Wyruszając na spektakl „Łatwe rzeczy” wielu z nas nie do końca wiedziało czego się możemy spodziewać. Pani Irena Telesz-Burczyk i Pani Milena Gauer to aktorki, które gwarantują niezapomniane przeżycia. Sam opis na stronie nie zdradzał zbyt dużo szczegółów, dlatego podekscytowanie rosło z każdą chwilą. Tym bardziej, że po spektaklu mieliśmy porozmawiać z Panią Ireną :)
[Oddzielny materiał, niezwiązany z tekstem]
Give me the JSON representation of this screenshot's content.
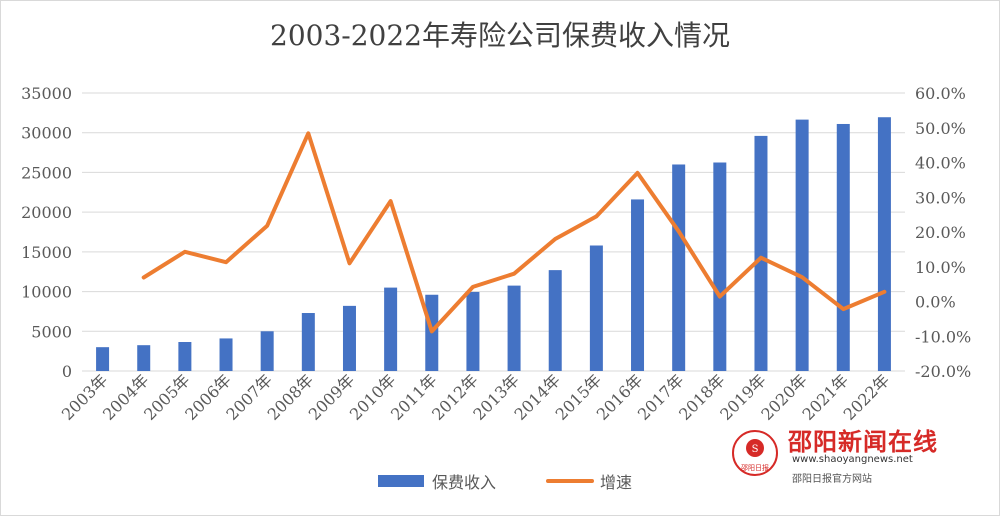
{
  "chart_data": {
    "type": "bar+line",
    "title": "2003-2022年寿险公司保费收入情况",
    "categories": [
      "2003年",
      "2004年",
      "2005年",
      "2006年",
      "2007年",
      "2008年",
      "2009年",
      "2010年",
      "2011年",
      "2012年",
      "2013年",
      "2014年",
      "2015年",
      "2016年",
      "2017年",
      "2018年",
      "2019年",
      "2020年",
      "2021年",
      "2022年"
    ],
    "series": [
      {
        "name": "保费收入",
        "type": "bar",
        "axis": "left",
        "color": "#4472c4",
        "values": [
          3000,
          3250,
          3650,
          4100,
          5000,
          7300,
          8200,
          10500,
          9600,
          9950,
          10750,
          12700,
          15800,
          21600,
          26000,
          26250,
          29600,
          31650,
          31100,
          31950
        ]
      },
      {
        "name": "增速",
        "type": "line",
        "axis": "right",
        "color": "#ed7d31",
        "values": [
          null,
          0.069,
          0.143,
          0.113,
          0.218,
          0.484,
          0.11,
          0.289,
          -0.086,
          0.042,
          0.08,
          0.18,
          0.245,
          0.37,
          0.202,
          0.014,
          0.126,
          0.07,
          -0.022,
          0.028
        ]
      }
    ],
    "ylim_left": [
      0,
      35000
    ],
    "yticks_left": [
      0,
      5000,
      10000,
      15000,
      20000,
      25000,
      30000,
      35000
    ],
    "ytick_labels_left": [
      "0",
      "5000",
      "10000",
      "15000",
      "20000",
      "25000",
      "30000",
      "35000"
    ],
    "ylim_right": [
      -0.2,
      0.6
    ],
    "yticks_right": [
      -0.2,
      -0.1,
      0,
      0.1,
      0.2,
      0.3,
      0.4,
      0.5,
      0.6
    ],
    "ytick_labels_right": [
      "-20.0%",
      "-10.0%",
      "0.0%",
      "10.0%",
      "20.0%",
      "30.0%",
      "40.0%",
      "50.0%",
      "60.0%"
    ],
    "grid": "horizontal",
    "legend": "bottom-center",
    "legend_entries": [
      "保费收入",
      "增速"
    ]
  },
  "watermark": {
    "name": "邵阳新闻在线",
    "url": "www.shaoyangnews.net",
    "sub": "邵阳日报官方网站",
    "logo_text": "邵阳日报"
  }
}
Wszyscy uczestnicy wyjazdu zgodnie stwierdzili, że nie zapomną tego przez bardzo długi czas. Szkoda tylko, że zapomnieli wysłać swoje refleksje (miały być dołączone do artykułu). Mamy jedną opinię, ale nie ilość się liczy, a jakość:

„Jaką rolę odgrywa ciało kobiety na scenie? Czym ono jest dla aktorki, a czym dla reżysera spektaklu? Co czuje artystka, która uważa, że jest niewyrazista i nijaka, a co ta, która twierdzi, że zawsze była brzydka, ale miała ładny biust, a teraz jest stara i nie ma z ciała żadnego pożytku? "Łatwe rzeczy" to sztuka niesamowita i wyjątkowa, która pozwala ukazać nie tylko mechanizmy aktorstwa, ale również uczucia artystek zmagających się ze sceną i własnym ciałem. Panie Teresa Telesz-Burczyk i  Milena Gauer poruszyły nasze serca przede wszystkim z uwagi na osobisty charakter opowieści opartych na doświadczeniach aktorek. Okazuje się, że łatwe rzeczy, o których traktuje sztuka, wcale łatwe nie są zwłaszcza z perspektywy kobiety mającej świadomość, że do teatru "przychodzi się na ciało", które ma swoje ograniczenia i nie zawsze jest piękne. Ale piękne były emocje i przeżycia, których dostarczyły nam występujące na scenie kobiety - artystki. Dziękujemy.” -  D. i W.

Dziękujemy za możliwość obejrzenia spektaklu. Dziękujemy Pani Irenie za fantastyczną rozmowę. A już 26 maja ostatni w tym roku szkolnym wyjazd na spektakl pt. „Prawiek i inne czasy” na podstawie książki Olgi Tokarczuk. Zapraszamy!